Der Streit um die Fußnote wirkt auf den ersten Blick grotesk, doch er zeigt wieder einmal, wie mühsam die Normalisierung zwischen Serben und Albanern ist. Hinzu kommt, dass in Serbien am sechsten Mai Präsidenten- Parlaments- und Lokalwahlen stattfinden, und der Kosovo daher ein besonders sensibles Thema ist. Sensibel ist auch die Frage, an welcher dieser Wahlen auch die Kosovo-Serben teilnehmen können. Da nach der UNO-Resolution 1244 Lokalwahlen vom Kosovo zu organisieren sind, will Belgrad nur die Parlaments- und Präsidentenwahlen im Kosovo abhalten.

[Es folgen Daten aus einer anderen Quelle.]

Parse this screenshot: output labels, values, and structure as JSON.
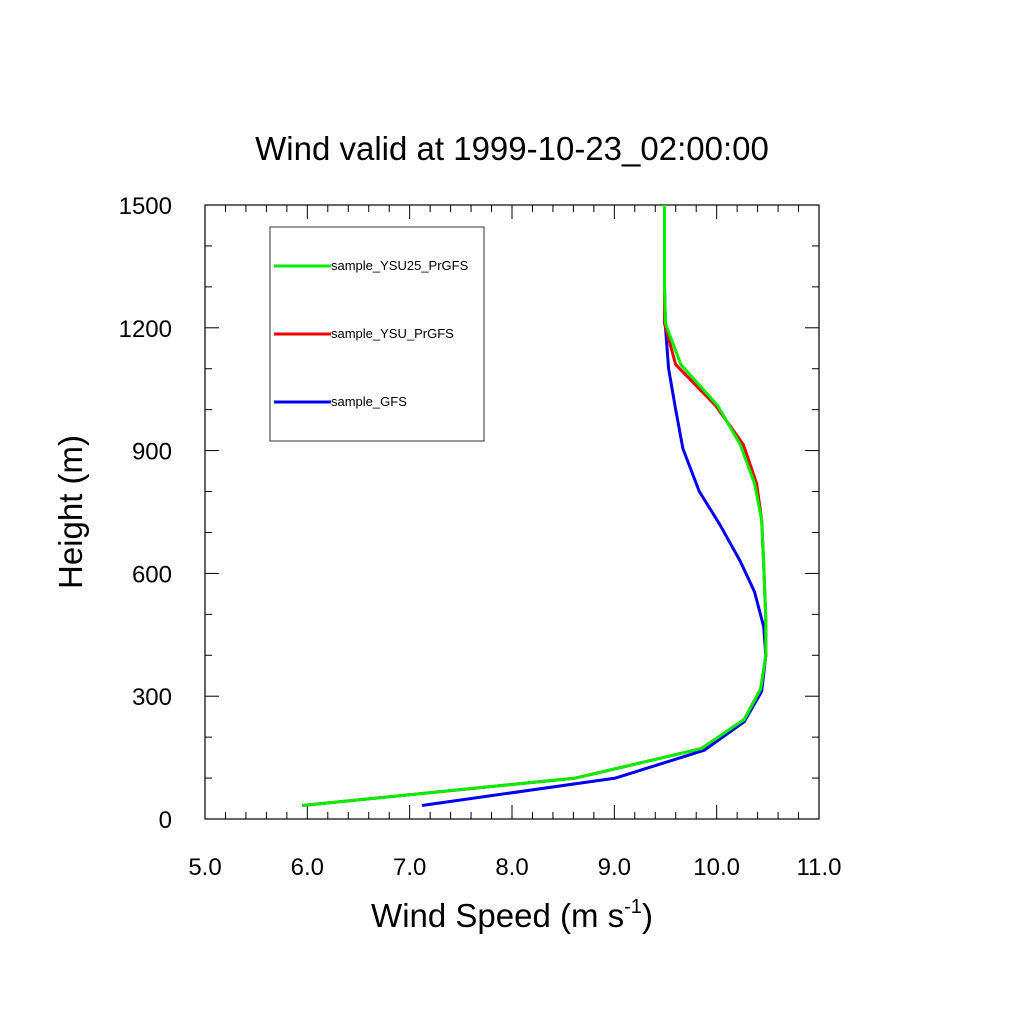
{
  "chart_data": {
    "type": "line",
    "title": "Wind valid at 1999-10-23_02:00:00",
    "xlabel": "Wind Speed (m s",
    "xlabel_sup": "-1",
    "xlabel_end": ")",
    "ylabel": "Height (m)",
    "xlim": [
      5.0,
      11.0
    ],
    "ylim": [
      0,
      1500
    ],
    "xticks": [
      "5.0",
      "6.0",
      "7.0",
      "8.0",
      "9.0",
      "10.0",
      "11.0"
    ],
    "yticks": [
      "0",
      "300",
      "600",
      "900",
      "1200",
      "1500"
    ],
    "grid": false,
    "legend_position": "top-left",
    "series": [
      {
        "name": "sample_YSU25_PrGFS",
        "color": "#00ee00",
        "points": [
          [
            5.95,
            33
          ],
          [
            8.62,
            100
          ],
          [
            9.85,
            172
          ],
          [
            10.27,
            243
          ],
          [
            10.43,
            318
          ],
          [
            10.48,
            400
          ],
          [
            10.48,
            490
          ],
          [
            10.46,
            620
          ],
          [
            10.44,
            730
          ],
          [
            10.37,
            820
          ],
          [
            10.23,
            915
          ],
          [
            10.01,
            1010
          ],
          [
            9.65,
            1110
          ],
          [
            9.5,
            1210
          ],
          [
            9.49,
            1300
          ],
          [
            9.49,
            1400
          ],
          [
            9.49,
            1500
          ]
        ]
      },
      {
        "name": "sample_YSU_PrGFS",
        "color": "#ee0000",
        "points": [
          [
            5.95,
            33
          ],
          [
            8.62,
            100
          ],
          [
            9.85,
            172
          ],
          [
            10.27,
            243
          ],
          [
            10.43,
            318
          ],
          [
            10.48,
            400
          ],
          [
            10.48,
            490
          ],
          [
            10.46,
            620
          ],
          [
            10.44,
            730
          ],
          [
            10.39,
            820
          ],
          [
            10.26,
            915
          ],
          [
            9.99,
            1010
          ],
          [
            9.6,
            1110
          ],
          [
            9.49,
            1210
          ],
          [
            9.49,
            1300
          ],
          [
            9.49,
            1400
          ],
          [
            9.49,
            1500
          ]
        ]
      },
      {
        "name": "sample_GFS",
        "color": "#0000ee",
        "points": [
          [
            7.12,
            33
          ],
          [
            9.01,
            100
          ],
          [
            9.88,
            168
          ],
          [
            10.27,
            238
          ],
          [
            10.44,
            312
          ],
          [
            10.48,
            400
          ],
          [
            10.46,
            470
          ],
          [
            10.37,
            555
          ],
          [
            10.23,
            630
          ],
          [
            10.03,
            720
          ],
          [
            9.83,
            800
          ],
          [
            9.67,
            905
          ],
          [
            9.6,
            1000
          ],
          [
            9.53,
            1100
          ],
          [
            9.5,
            1200
          ],
          [
            9.49,
            1300
          ],
          [
            9.49,
            1400
          ],
          [
            9.49,
            1500
          ]
        ]
      }
    ]
  }
}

Über das Wie wird gerade unter Vermittlung der OSZE, der Organisation für Sicherheit und Zusammenarbeit in Europa verhandelt. Ein Kompromiss dürfte möglich sein, und das wäre immerhin ein positives Zeichen. Nach der Wahl wird die neue Regierung den Dialog rasch wieder aufnehmen müssen, soll Serbien bis Jahresende von Brüssel das ersehnte Datum für den Beginn von EU-Beitrittsverhandlungen erhalten.